Everyone reading this post knows Mark and his blog are a source of incredible knowledge and a commitment to improving himself through new pathways.  If Mark wrote a book about EMS I would buy it.  If he had a radio show I would listen to it, but until those things happen (If he had a TV show I’d watch it) I will follow the media he uses to become a better Paramedic.  Right now that is his blog http://999medic.com, twitter @ukmedic999 and on facebook.  All media that is growing not only in popularity but usability and relevance to what we’re trying to do in the pre-hospital care fields.

I don’t expect every service in the world to be open to bloggers sharing patient care and contact stories, regardless of permissions, and the few that value the following some EMS bloggers have are doing so very carefully.

One of the things Mark and I hope to work on in the years to come is acceptance of new media and new ways to share information that still respects a patient’s privacy while allowing those doing the care to share insight and best practices in real time.

A unique airway solution is discovered in Australia, blogged about, read by an ECSW in England who passes it along to their Paramedic who posts a link to twitter where I read it. Suddenly a technique that 5 years ago would wait months to get considered for a trade journal has been seen by thousands of caregivers who are about to share it with their friends and co-workers, and all in minutes, not months.
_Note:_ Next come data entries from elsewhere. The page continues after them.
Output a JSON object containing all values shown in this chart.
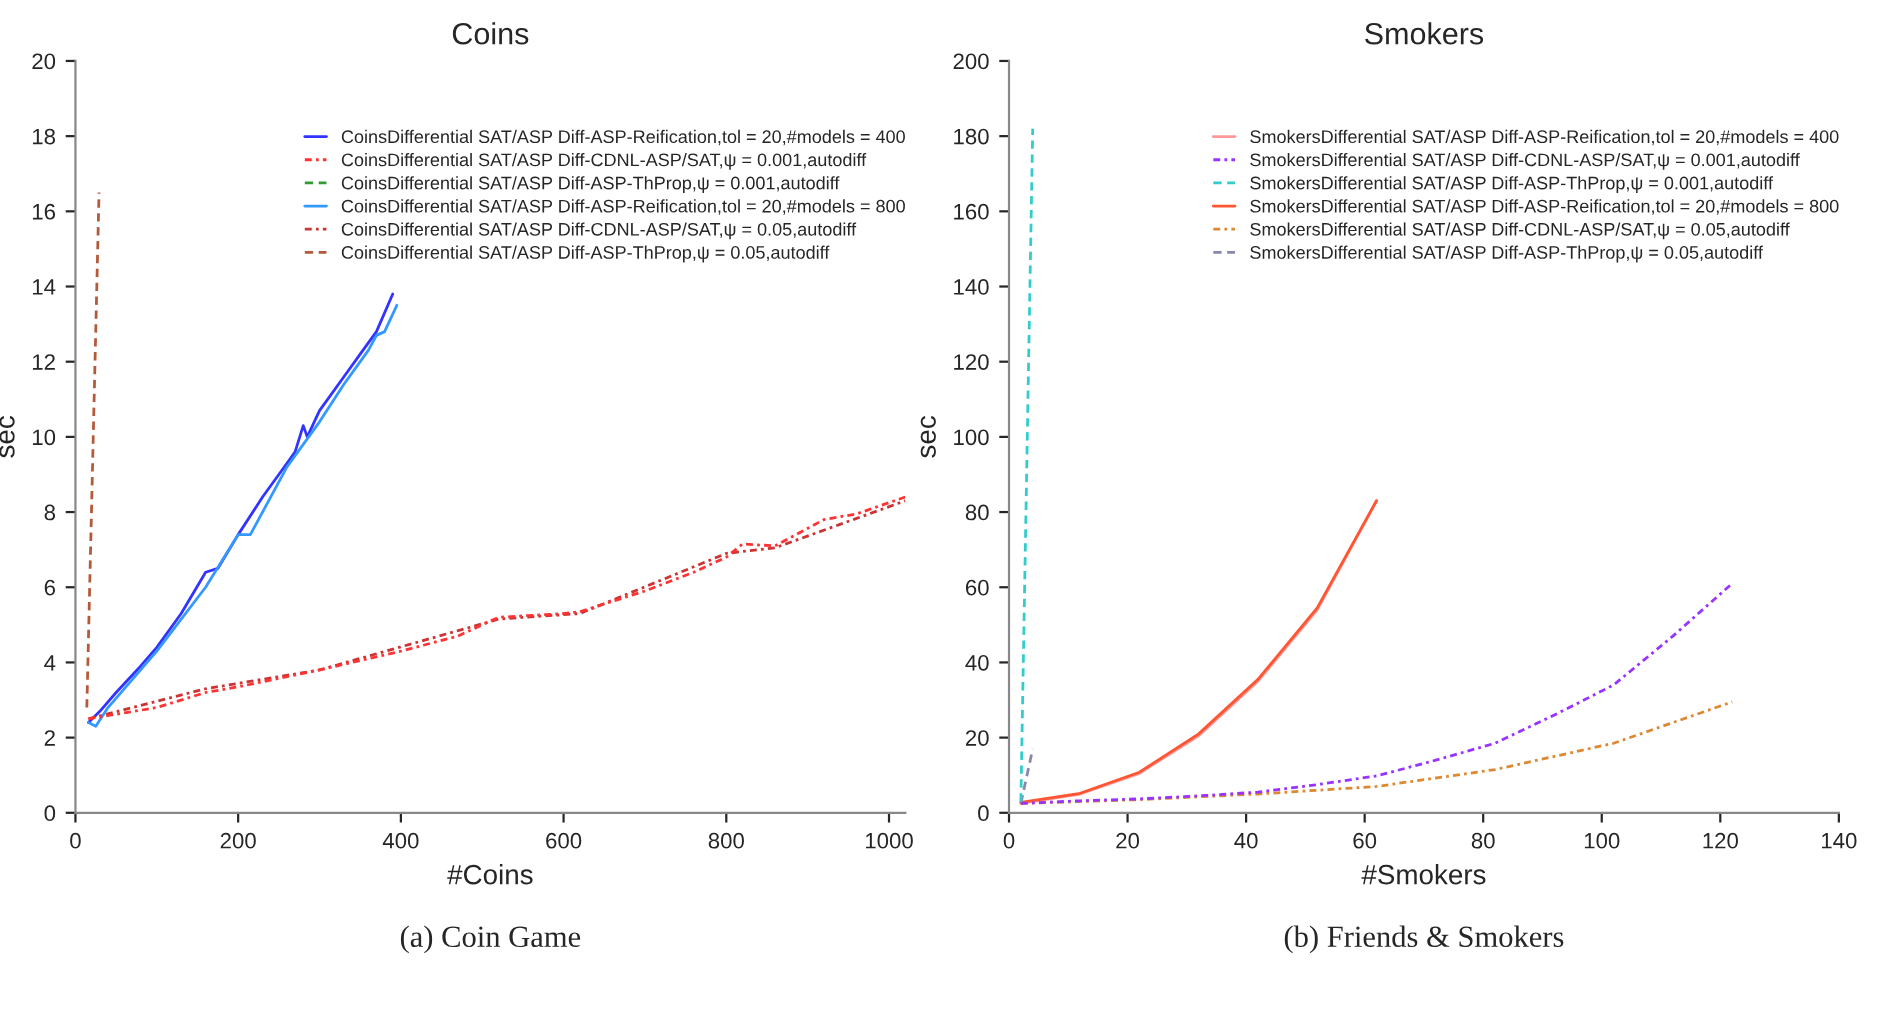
{
  "chart_data": [
    {
      "type": "line",
      "title": "Coins",
      "xlabel": "#Coins",
      "ylabel": "sec",
      "xlim": [
        0,
        1020
      ],
      "xticks": [
        0,
        200,
        400,
        600,
        800,
        1000
      ],
      "ylim": [
        0,
        20
      ],
      "yticks": [
        0,
        2,
        4,
        6,
        8,
        10,
        12,
        14,
        16,
        18,
        20
      ],
      "grid": false,
      "legend": "top right",
      "annotations": [
        "(a) Coin Game"
      ],
      "series": [
        {
          "name": "CoinsDifferential SAT/ASP Diff-ASP-Reification,tol = 20,#models = 400",
          "color": "#3333ff",
          "line_style": "solid",
          "x": [
            16,
            30,
            50,
            80,
            100,
            130,
            160,
            175,
            200,
            230,
            260,
            270,
            280,
            285,
            300,
            330,
            350,
            370,
            390
          ],
          "values": [
            2.4,
            2.7,
            3.2,
            3.9,
            4.4,
            5.3,
            6.4,
            6.5,
            7.4,
            8.4,
            9.3,
            9.6,
            10.3,
            10.0,
            10.7,
            11.6,
            12.2,
            12.8,
            13.8
          ]
        },
        {
          "name": "CoinsDifferential SAT/ASP Diff-CDNL-ASP/SAT,ψ = 0.001,autodiff",
          "color": "#ff3333",
          "line_style": "dashdot",
          "x": [
            16,
            100,
            160,
            200,
            300,
            400,
            470,
            520,
            600,
            620,
            700,
            760,
            800,
            820,
            860,
            920,
            960,
            1020
          ],
          "values": [
            2.5,
            2.8,
            3.2,
            3.35,
            3.8,
            4.3,
            4.7,
            5.2,
            5.3,
            5.35,
            5.9,
            6.4,
            6.8,
            7.15,
            7.1,
            7.8,
            7.95,
            8.4
          ]
        },
        {
          "name": "CoinsDifferential SAT/ASP Diff-ASP-ThProp,ψ = 0.001,autodiff",
          "color": "#339933",
          "line_style": "dashed"
        },
        {
          "name": "CoinsDifferential SAT/ASP Diff-ASP-Reification,tol = 20,#models = 800",
          "color": "#3399ff",
          "line_style": "solid",
          "x": [
            16,
            25,
            40,
            100,
            160,
            200,
            215,
            260,
            300,
            330,
            360,
            370,
            380,
            395
          ],
          "values": [
            2.4,
            2.3,
            2.8,
            4.3,
            6.0,
            7.4,
            7.4,
            9.2,
            10.4,
            11.4,
            12.3,
            12.7,
            12.8,
            13.5
          ]
        },
        {
          "name": "CoinsDifferential SAT/ASP Diff-CDNL-ASP/SAT,ψ = 0.05,autodiff",
          "color": "#cc3333",
          "line_style": "dashdot",
          "x": [
            16,
            160,
            300,
            520,
            620,
            800,
            860,
            1020
          ],
          "values": [
            2.5,
            3.3,
            3.8,
            5.15,
            5.3,
            6.9,
            7.05,
            8.3
          ]
        },
        {
          "name": "CoinsDifferential SAT/ASP Diff-ASP-ThProp,ψ = 0.05,autodiff",
          "color": "#b35a3a",
          "line_style": "dashed",
          "x": [
            14,
            29
          ],
          "values": [
            2.8,
            16.5
          ]
        }
      ]
    },
    {
      "type": "line",
      "title": "Smokers",
      "xlabel": "#Smokers",
      "ylabel": "sec",
      "xlim": [
        0,
        140
      ],
      "xticks": [
        0,
        20,
        40,
        60,
        80,
        100,
        120,
        140
      ],
      "ylim": [
        0,
        200
      ],
      "yticks": [
        0,
        20,
        40,
        60,
        80,
        100,
        120,
        140,
        160,
        180,
        200
      ],
      "grid": false,
      "legend": "top right",
      "annotations": [
        "(b) Friends & Smokers"
      ],
      "series": [
        {
          "name": "SmokersDifferential SAT/ASP Diff-ASP-Reification,tol = 20,#models = 400",
          "color": "#ff9999",
          "line_style": "solid",
          "x": [
            2,
            12,
            22,
            32,
            42,
            52,
            62
          ],
          "values": [
            2.5,
            5,
            10.5,
            20.5,
            35,
            54,
            83
          ]
        },
        {
          "name": "SmokersDifferential SAT/ASP Diff-CDNL-ASP/SAT,ψ = 0.001,autodiff",
          "color": "#9933ff",
          "line_style": "dashdot",
          "x": [
            2,
            12,
            22,
            32,
            42,
            52,
            62,
            72,
            82,
            92,
            102,
            112,
            122
          ],
          "values": [
            2.5,
            3.2,
            3.7,
            4.5,
            5.5,
            7.5,
            9.8,
            14,
            18.5,
            26,
            34,
            47,
            61
          ]
        },
        {
          "name": "SmokersDifferential SAT/ASP Diff-ASP-ThProp,ψ = 0.001,autodiff",
          "color": "#33cccc",
          "line_style": "dashed",
          "x": [
            2,
            4
          ],
          "values": [
            3,
            182
          ]
        },
        {
          "name": "SmokersDifferential SAT/ASP Diff-ASP-Reification,tol = 20,#models = 800",
          "color": "#ff5533",
          "line_style": "solid",
          "x": [
            2,
            12,
            22,
            32,
            42,
            52,
            62
          ],
          "values": [
            2.8,
            5.2,
            10.8,
            21,
            35.5,
            54.5,
            83
          ]
        },
        {
          "name": "SmokersDifferential SAT/ASP Diff-CDNL-ASP/SAT,ψ = 0.05,autodiff",
          "color": "#dd8833",
          "line_style": "dashdot",
          "x": [
            2,
            22,
            42,
            62,
            82,
            102,
            122
          ],
          "values": [
            2.5,
            3.5,
            5,
            7,
            11.5,
            18.5,
            29.5
          ]
        },
        {
          "name": "SmokersDifferential SAT/ASP Diff-ASP-ThProp,ψ = 0.05,autodiff",
          "color": "#8888aa",
          "line_style": "dashed",
          "x": [
            2,
            4
          ],
          "values": [
            2.5,
            17
          ]
        }
      ]
    }
  ]
}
After a morning of listening to the Pathways system work in the dispatch center, then seeing the openness of the Executives to concepts and treatments, I think Mark is in a good place with the North East Ambulance Service.

In Conclusion-

The NEAS provides a high quality service in a straightforward manner to a well informed population.  Powers rest with the Paramedic at the scene to determine transport, not the patient ahead of time like in my system.  Front loading and getting eyes on a patient is a reliable way to handle system resources and gauge response.

The service is not reliant on insurance companies reimbursing for the services rendered nor are their paramedics passing perfectly capable ERs to reach a certain carrier’s preferred spot.

Mark Glencorse was a gracious host and everyone I met from A&E tech to Chief Executive was welcoming and asked great questions about American systems and I did my best to represent all of us in a professional and knowledgeable fashion.

The food was great, the coffee we can work on in future visits.

Will the NEAS model work in San Francisco?  I won’t know until tomorrow when I get a tour of the Tyne and Wear Fire and Rescue Service by Station Manager Peter Mudie.  Fire readers, this is the post you’ve been waiting for.  But like most of what we do, EMS comes first and accounts for 80-90% of what we do.  Why should my UK story be any different?